Ma cabriole se termine dans un grand lit douillet comme il n’en existe nulle part ailleurs. Le dossier et les traverses sont composés de fruits, le matelas est constitué de biscuits et les draps sont tissés en cheveux d’ange un peu caramélisés. Mes pirouettes s’achèvent en éclats de rire et chaque soir, j’en profite pour croquer quelques fruits au passage. Je les aime tous, mais je clôture toujours en mangeant mon favori : la banane. Ils sont délicieux et très mûrs, contrairement à ceux que maman achète chez le marchand. Si je deviens trop gourmande, mon petit nuage me ramène à la raison gentiment, car il ne veut pas que je sois malade durant notre voyage.

J’ai failli oublier de préciser que le sommier est confectionné en bonbons de formes, de couleurs et de dimensions diverses. Cependant, je m’abstiens d’en manger de peur de trouer le nuage et de retomber sur la terre comme un gros caillou.

Enfin, ma couverture tissée en feuilles de nénuphar est retenue autour du lit grâce à de grands chewing-gums.

Chaque soir, c’est un vrai bonheur de monter là-haut, même si le marchand de sable arrive avec son sac rempli de petits grains de poussière qui me piquent les yeux. Nous nous envolons aussitôt vers le pays enchanté.

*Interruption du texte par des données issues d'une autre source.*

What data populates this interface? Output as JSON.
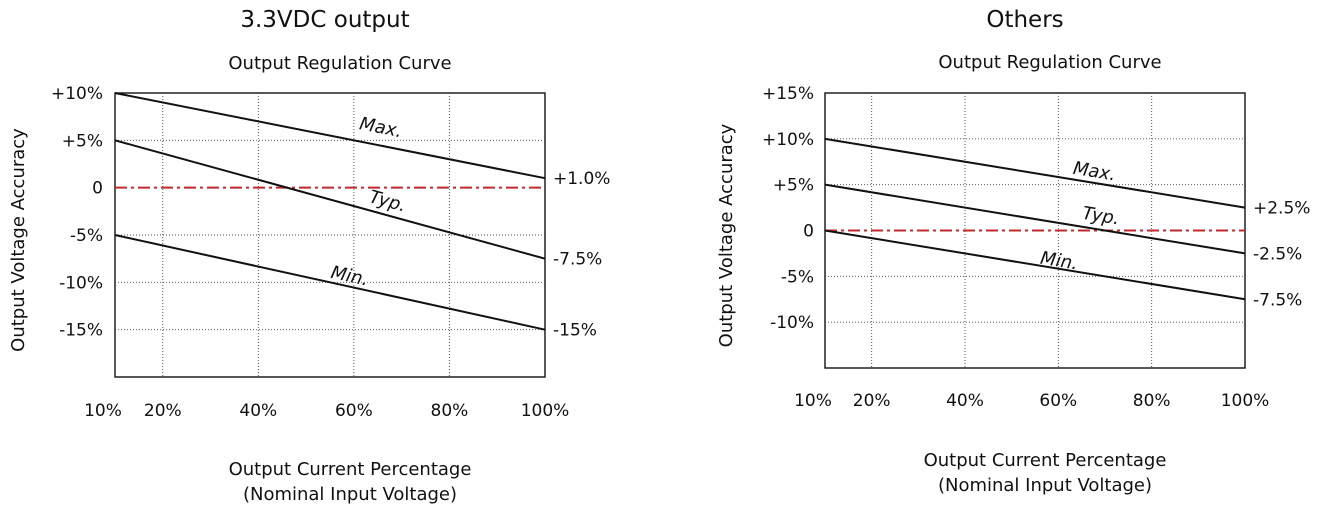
{
  "chart_data": [
    {
      "type": "line",
      "title": "3.3VDC output",
      "subtitle": "Output Regulation Curve",
      "ylabel": "Output Voltage Accuracy",
      "xlabel": "Output Current Percentage",
      "xlabel_note": "(Nominal Input Voltage)",
      "xlim": [
        10,
        100
      ],
      "ylim": [
        -20,
        10
      ],
      "x_ticks": [
        10,
        20,
        40,
        60,
        80,
        100
      ],
      "x_tick_labels": [
        "10%",
        "20%",
        "40%",
        "60%",
        "80%",
        "100%"
      ],
      "y_ticks": [
        10,
        5,
        0,
        -5,
        -10,
        -15
      ],
      "y_tick_labels": [
        "+10%",
        "+5%",
        "0",
        "-5%",
        "-10%",
        "-15%"
      ],
      "grid": true,
      "reference_line": {
        "y": 0,
        "color": "#c0282d",
        "style": "dash-dot"
      },
      "series": [
        {
          "name": "Max.",
          "x": [
            10,
            100
          ],
          "y": [
            10,
            1.0
          ],
          "end_label": "+1.0%",
          "label_at": [
            61,
            6.2
          ]
        },
        {
          "name": "Typ.",
          "x": [
            10,
            100
          ],
          "y": [
            5,
            -7.5
          ],
          "end_label": "-7.5%",
          "label_at": [
            63,
            -1.5
          ]
        },
        {
          "name": "Min.",
          "x": [
            10,
            100
          ],
          "y": [
            -5,
            -15
          ],
          "end_label": "-15%",
          "label_at": [
            55,
            -9.5
          ]
        }
      ]
    },
    {
      "type": "line",
      "title": "Others",
      "subtitle": "Output Regulation Curve",
      "ylabel": "Output Voltage Accuracy",
      "xlabel": "Output Current Percentage",
      "xlabel_note": "(Nominal Input Voltage)",
      "xlim": [
        10,
        100
      ],
      "ylim": [
        -15,
        15
      ],
      "x_ticks": [
        10,
        20,
        40,
        60,
        80,
        100
      ],
      "x_tick_labels": [
        "10%",
        "20%",
        "40%",
        "60%",
        "80%",
        "100%"
      ],
      "y_ticks": [
        15,
        10,
        5,
        0,
        -5,
        -10
      ],
      "y_tick_labels": [
        "+15%",
        "+10%",
        "+5%",
        "0",
        "-5%",
        "-10%"
      ],
      "grid": true,
      "reference_line": {
        "y": 0,
        "color": "#c0282d",
        "style": "dash-dot"
      },
      "series": [
        {
          "name": "Max.",
          "x": [
            10,
            100
          ],
          "y": [
            10,
            2.5
          ],
          "end_label": "+2.5%",
          "label_at": [
            63,
            6.2
          ]
        },
        {
          "name": "Typ.",
          "x": [
            10,
            100
          ],
          "y": [
            5,
            -2.5
          ],
          "end_label": "-2.5%",
          "label_at": [
            65,
            1.3
          ]
        },
        {
          "name": "Min.",
          "x": [
            10,
            100
          ],
          "y": [
            0,
            -7.5
          ],
          "end_label": "-7.5%",
          "label_at": [
            56,
            -3.6
          ]
        }
      ]
    }
  ]
}
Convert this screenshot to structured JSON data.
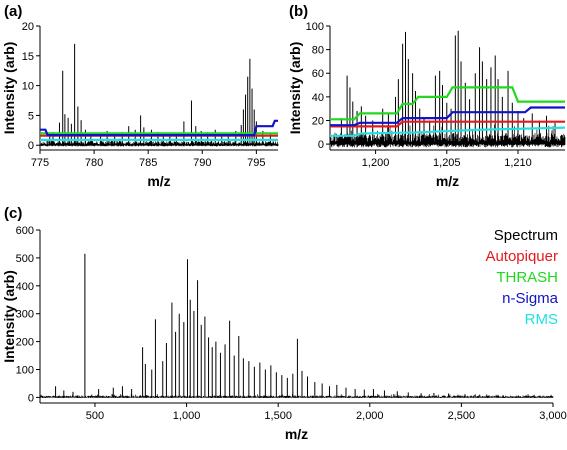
{
  "chart_data": [
    {
      "panel": "(a)",
      "type": "line",
      "xlabel": "m/z",
      "ylabel": "Intensity (arb)",
      "xlim": [
        775,
        797
      ],
      "ylim": [
        -0.8,
        20
      ],
      "xticks": [
        775,
        780,
        785,
        790,
        795
      ],
      "xtick_labels": [
        "775",
        "780",
        "785",
        "790",
        "795"
      ],
      "yticks": [
        0,
        5,
        10,
        15,
        20
      ],
      "ytick_labels": [
        "0",
        "5",
        "10",
        "15",
        "20"
      ],
      "peaks": [
        {
          "x": 775.9,
          "y": 1.5
        },
        {
          "x": 776.2,
          "y": 2.2
        },
        {
          "x": 776.8,
          "y": 3.8
        },
        {
          "x": 777.1,
          "y": 12.5
        },
        {
          "x": 777.3,
          "y": 5.2
        },
        {
          "x": 777.6,
          "y": 4.6
        },
        {
          "x": 777.9,
          "y": 3.6
        },
        {
          "x": 778.2,
          "y": 17
        },
        {
          "x": 778.5,
          "y": 6.5
        },
        {
          "x": 778.8,
          "y": 4.2
        },
        {
          "x": 779.2,
          "y": 2.6
        },
        {
          "x": 779.7,
          "y": 2.0
        },
        {
          "x": 780.6,
          "y": 1.8
        },
        {
          "x": 781.2,
          "y": 2.4
        },
        {
          "x": 781.9,
          "y": 2.0
        },
        {
          "x": 782.6,
          "y": 2.2
        },
        {
          "x": 783.2,
          "y": 3.2
        },
        {
          "x": 783.8,
          "y": 2.6
        },
        {
          "x": 784.3,
          "y": 5.0
        },
        {
          "x": 784.6,
          "y": 3.0
        },
        {
          "x": 785.3,
          "y": 2.6
        },
        {
          "x": 785.9,
          "y": 2.2
        },
        {
          "x": 786.4,
          "y": 2.0
        },
        {
          "x": 787.0,
          "y": 2.0
        },
        {
          "x": 787.6,
          "y": 1.8
        },
        {
          "x": 788.3,
          "y": 4.0
        },
        {
          "x": 789.0,
          "y": 7.5
        },
        {
          "x": 789.4,
          "y": 3.2
        },
        {
          "x": 789.9,
          "y": 2.4
        },
        {
          "x": 790.5,
          "y": 2.2
        },
        {
          "x": 791.2,
          "y": 2.6
        },
        {
          "x": 791.8,
          "y": 2.0
        },
        {
          "x": 792.4,
          "y": 1.9
        },
        {
          "x": 793.1,
          "y": 2.4
        },
        {
          "x": 793.6,
          "y": 3.4
        },
        {
          "x": 793.8,
          "y": 6.0
        },
        {
          "x": 794.0,
          "y": 8.5
        },
        {
          "x": 794.2,
          "y": 11.5
        },
        {
          "x": 794.4,
          "y": 14.5
        },
        {
          "x": 794.6,
          "y": 9.5
        },
        {
          "x": 794.8,
          "y": 6.0
        },
        {
          "x": 795.0,
          "y": 4.0
        },
        {
          "x": 795.6,
          "y": 2.4
        },
        {
          "x": 796.3,
          "y": 2.0
        }
      ],
      "noise_level": 0.6,
      "thresholds": [
        {
          "name": "Autopiquer",
          "points": [
            [
              775,
              1.6
            ],
            [
              797,
              1.6
            ]
          ]
        },
        {
          "name": "THRASH",
          "points": [
            [
              775,
              2.0
            ],
            [
              797,
              2.0
            ]
          ]
        },
        {
          "name": "n-Sigma",
          "points": [
            [
              775,
              2.6
            ],
            [
              775.5,
              2.6
            ],
            [
              775.7,
              1.7
            ],
            [
              794.8,
              1.7
            ],
            [
              795.0,
              3.2
            ],
            [
              796.5,
              3.2
            ],
            [
              796.7,
              4.1
            ],
            [
              797,
              4.1
            ]
          ]
        },
        {
          "name": "RMS",
          "points": [
            [
              775,
              0.9
            ],
            [
              797,
              0.9
            ]
          ]
        }
      ]
    },
    {
      "panel": "(b)",
      "type": "line",
      "xlabel": "m/z",
      "ylabel": "Intensity (arb)",
      "xlim": [
        1196.8,
        1213.3
      ],
      "ylim": [
        -5,
        100
      ],
      "xticks": [
        1200,
        1205,
        1210
      ],
      "xtick_labels": [
        "1,200",
        "1,205",
        "1,210"
      ],
      "yticks": [
        0,
        20,
        40,
        60,
        80,
        100
      ],
      "ytick_labels": [
        "0",
        "20",
        "40",
        "60",
        "80",
        "100"
      ],
      "peaks": [
        {
          "x": 1197.6,
          "y": 22
        },
        {
          "x": 1198.0,
          "y": 58
        },
        {
          "x": 1198.2,
          "y": 48
        },
        {
          "x": 1198.4,
          "y": 36
        },
        {
          "x": 1198.7,
          "y": 28
        },
        {
          "x": 1199.0,
          "y": 32
        },
        {
          "x": 1199.3,
          "y": 24
        },
        {
          "x": 1199.8,
          "y": 20
        },
        {
          "x": 1200.5,
          "y": 30
        },
        {
          "x": 1200.9,
          "y": 26
        },
        {
          "x": 1201.4,
          "y": 40
        },
        {
          "x": 1201.6,
          "y": 55
        },
        {
          "x": 1201.9,
          "y": 85
        },
        {
          "x": 1202.1,
          "y": 95
        },
        {
          "x": 1202.3,
          "y": 72
        },
        {
          "x": 1202.6,
          "y": 60
        },
        {
          "x": 1202.8,
          "y": 45
        },
        {
          "x": 1203.1,
          "y": 30
        },
        {
          "x": 1203.4,
          "y": 22
        },
        {
          "x": 1203.8,
          "y": 20
        },
        {
          "x": 1204.2,
          "y": 58
        },
        {
          "x": 1204.5,
          "y": 62
        },
        {
          "x": 1204.7,
          "y": 50
        },
        {
          "x": 1205.0,
          "y": 35
        },
        {
          "x": 1205.3,
          "y": 30
        },
        {
          "x": 1205.6,
          "y": 92
        },
        {
          "x": 1205.8,
          "y": 96
        },
        {
          "x": 1206.0,
          "y": 70
        },
        {
          "x": 1206.3,
          "y": 52
        },
        {
          "x": 1206.6,
          "y": 38
        },
        {
          "x": 1207.0,
          "y": 60
        },
        {
          "x": 1207.3,
          "y": 82
        },
        {
          "x": 1207.5,
          "y": 70
        },
        {
          "x": 1207.8,
          "y": 55
        },
        {
          "x": 1208.1,
          "y": 65
        },
        {
          "x": 1208.4,
          "y": 75
        },
        {
          "x": 1208.6,
          "y": 55
        },
        {
          "x": 1208.9,
          "y": 40
        },
        {
          "x": 1209.3,
          "y": 62
        },
        {
          "x": 1209.6,
          "y": 35
        },
        {
          "x": 1210.0,
          "y": 28
        },
        {
          "x": 1210.4,
          "y": 22
        },
        {
          "x": 1211.0,
          "y": 26
        },
        {
          "x": 1211.5,
          "y": 20
        },
        {
          "x": 1212.0,
          "y": 24
        },
        {
          "x": 1212.6,
          "y": 18
        }
      ],
      "noise_level": 8,
      "thresholds": [
        {
          "name": "Autopiquer",
          "points": [
            [
              1196.8,
              15
            ],
            [
              1201.5,
              15
            ],
            [
              1201.9,
              19
            ],
            [
              1213.3,
              19
            ]
          ]
        },
        {
          "name": "THRASH",
          "points": [
            [
              1196.8,
              21
            ],
            [
              1198.5,
              21
            ],
            [
              1198.9,
              26
            ],
            [
              1201.5,
              26
            ],
            [
              1201.9,
              34
            ],
            [
              1202.6,
              34
            ],
            [
              1203.0,
              40
            ],
            [
              1205.0,
              40
            ],
            [
              1205.4,
              48
            ],
            [
              1209.6,
              48
            ],
            [
              1210.0,
              36
            ],
            [
              1213.3,
              36
            ]
          ]
        },
        {
          "name": "n-Sigma",
          "points": [
            [
              1196.8,
              16
            ],
            [
              1198.5,
              16
            ],
            [
              1198.9,
              18
            ],
            [
              1201.5,
              18
            ],
            [
              1201.9,
              22
            ],
            [
              1205.0,
              22
            ],
            [
              1205.4,
              27
            ],
            [
              1210.5,
              27
            ],
            [
              1210.9,
              31
            ],
            [
              1213.3,
              31
            ]
          ]
        },
        {
          "name": "RMS",
          "points": [
            [
              1196.8,
              7
            ],
            [
              1198.5,
              7
            ],
            [
              1199.0,
              9
            ],
            [
              1203.0,
              10
            ],
            [
              1207.0,
              12
            ],
            [
              1213.3,
              14
            ]
          ]
        }
      ]
    },
    {
      "panel": "(c)",
      "type": "line",
      "xlabel": "m/z",
      "ylabel": "Intensity (arb)",
      "xlim": [
        200,
        3000
      ],
      "ylim": [
        -20,
        600
      ],
      "xticks": [
        500,
        1000,
        1500,
        2000,
        2500,
        3000
      ],
      "xtick_labels": [
        "500",
        "1,000",
        "1,500",
        "2,000",
        "2,500",
        "3,000"
      ],
      "yticks": [
        0,
        100,
        200,
        300,
        400,
        500,
        600
      ],
      "ytick_labels": [
        "0",
        "100",
        "200",
        "300",
        "400",
        "500",
        "600"
      ],
      "peaks": [
        {
          "x": 285,
          "y": 40
        },
        {
          "x": 330,
          "y": 25
        },
        {
          "x": 380,
          "y": 20
        },
        {
          "x": 445,
          "y": 515
        },
        {
          "x": 520,
          "y": 30
        },
        {
          "x": 600,
          "y": 35
        },
        {
          "x": 650,
          "y": 40
        },
        {
          "x": 700,
          "y": 30
        },
        {
          "x": 760,
          "y": 180
        },
        {
          "x": 775,
          "y": 120
        },
        {
          "x": 810,
          "y": 100
        },
        {
          "x": 830,
          "y": 280
        },
        {
          "x": 870,
          "y": 130
        },
        {
          "x": 890,
          "y": 195
        },
        {
          "x": 920,
          "y": 340
        },
        {
          "x": 940,
          "y": 235
        },
        {
          "x": 960,
          "y": 300
        },
        {
          "x": 985,
          "y": 270
        },
        {
          "x": 1005,
          "y": 495
        },
        {
          "x": 1020,
          "y": 350
        },
        {
          "x": 1040,
          "y": 310
        },
        {
          "x": 1060,
          "y": 420
        },
        {
          "x": 1080,
          "y": 260
        },
        {
          "x": 1100,
          "y": 290
        },
        {
          "x": 1120,
          "y": 215
        },
        {
          "x": 1140,
          "y": 180
        },
        {
          "x": 1160,
          "y": 200
        },
        {
          "x": 1185,
          "y": 160
        },
        {
          "x": 1210,
          "y": 190
        },
        {
          "x": 1235,
          "y": 275
        },
        {
          "x": 1260,
          "y": 150
        },
        {
          "x": 1285,
          "y": 220
        },
        {
          "x": 1310,
          "y": 140
        },
        {
          "x": 1340,
          "y": 130
        },
        {
          "x": 1370,
          "y": 110
        },
        {
          "x": 1400,
          "y": 125
        },
        {
          "x": 1430,
          "y": 100
        },
        {
          "x": 1460,
          "y": 115
        },
        {
          "x": 1490,
          "y": 90
        },
        {
          "x": 1520,
          "y": 80
        },
        {
          "x": 1550,
          "y": 70
        },
        {
          "x": 1580,
          "y": 85
        },
        {
          "x": 1605,
          "y": 210
        },
        {
          "x": 1630,
          "y": 95
        },
        {
          "x": 1660,
          "y": 75
        },
        {
          "x": 1700,
          "y": 55
        },
        {
          "x": 1740,
          "y": 50
        },
        {
          "x": 1780,
          "y": 40
        },
        {
          "x": 1820,
          "y": 45
        },
        {
          "x": 1870,
          "y": 35
        },
        {
          "x": 1920,
          "y": 30
        },
        {
          "x": 1970,
          "y": 28
        },
        {
          "x": 2020,
          "y": 30
        },
        {
          "x": 2080,
          "y": 25
        },
        {
          "x": 2150,
          "y": 22
        },
        {
          "x": 2210,
          "y": 18
        },
        {
          "x": 2280,
          "y": 15
        },
        {
          "x": 2350,
          "y": 16
        },
        {
          "x": 2430,
          "y": 14
        },
        {
          "x": 2520,
          "y": 12
        },
        {
          "x": 2600,
          "y": 10
        },
        {
          "x": 2700,
          "y": 9
        }
      ],
      "noise_level": 6,
      "legend": {
        "placement": "top-right",
        "entries": [
          {
            "label": "Spectrum",
            "color": "#000000"
          },
          {
            "label": "Autopiquer",
            "color": "#e41a1c"
          },
          {
            "label": "THRASH",
            "color": "#1fd81f"
          },
          {
            "label": "n-Sigma",
            "color": "#1212c8"
          },
          {
            "label": "RMS",
            "color": "#21e0e0"
          }
        ]
      }
    }
  ],
  "colors": {
    "Spectrum": "#000000",
    "Autopiquer": "#e41a1c",
    "THRASH": "#1fd81f",
    "n-Sigma": "#1212c8",
    "RMS": "#21e0e0"
  }
}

Destination vers le royaume du roi câlin, où le temps est radieux. Dans son palais en pain d’épice, la princesse Liberty vit avec son frère, le prince, qui répond au prénom : Rire. Il s’appelle ainsi, car il rit en permanence, joue avec tous les animaux de la forêt et aime parcourir les prairies en fleurs à dos de son étalon blanc, en cavalier émérite lors de courses endiablées avec les cerfs. Il a vraiment fière allure.

Dans le parc, de-ci de-là, des pigeonniers en praline abritent tous les oiseaux venant se reposer. C’est le pays des enfants heureux qui s’amusent toute la journée avec des ballons, des trains, des cordes à sauter, qui jouent à cache-cache où ils se baignent dans un lac d’un bleu pur. J’ai essayé souvent de me joindre à eux, mais dès que je bouge, ils disparaissent, sans doute par timidité. Chaque nuit, le roi en costume d’apparat organise un grand bal et la princesse radieuse, accompagnée de son frère, danse au rythme du chant des oiseaux. Ses somptueuses robes longues, en dentelles de sucre, tournoient et ondulent en cadence. Son diadème scintillant de diamants illumine ses yeux d’un bleu rappelant la couleur du bonheur.

Le prince vêtu dans un costume de soie danse en effectuant quelques pitreries qui amusent tout le monde. Je ris également et adresse des petits signes cordiaux, mais il ne me remarque pas. Demain, peut-être.

Une nuit, je décidais de me pencher au bord du nuage pour m’approcher de mes amis. Je déséquilibrais alors ma couche et provoquais une telle secousse que mon cri de surprise résonna jusqu’au cœur du palais, causant immédiatement un vent de panique. Tous mes copains inquiets disparurent en un éclair et le prince alla s’abriter dans le bois.

C’est peut-être cette nuit-là que le prince me découvrit, car le lendemain matin, il m’attendait en bas de l’échelle. Sans doute ensommeillée, je ne remarquais pas son cheval blanc, mais il me prit la main et nous poursuivons depuis ce jour le chemin ensemble.

A l’heure actuelle, devenue grand-mère, je grimpe régulièrement sur mon petit nuage, plus péniblement en raison de quelques douleurs, mais toujours heureuse de retrouver mes rêves.

De temps en temps, lorsque je me sens trop fatiguée, l’échelle remonte automatiquement dès que mes pieds touchent le premier barreau, et je m’étends dans mes draps en cheveux d’ange légèrement caramélisés. Par moment, grelottant de froid, le soleil dépose ses rayons sur la couverture pour me réchauffer.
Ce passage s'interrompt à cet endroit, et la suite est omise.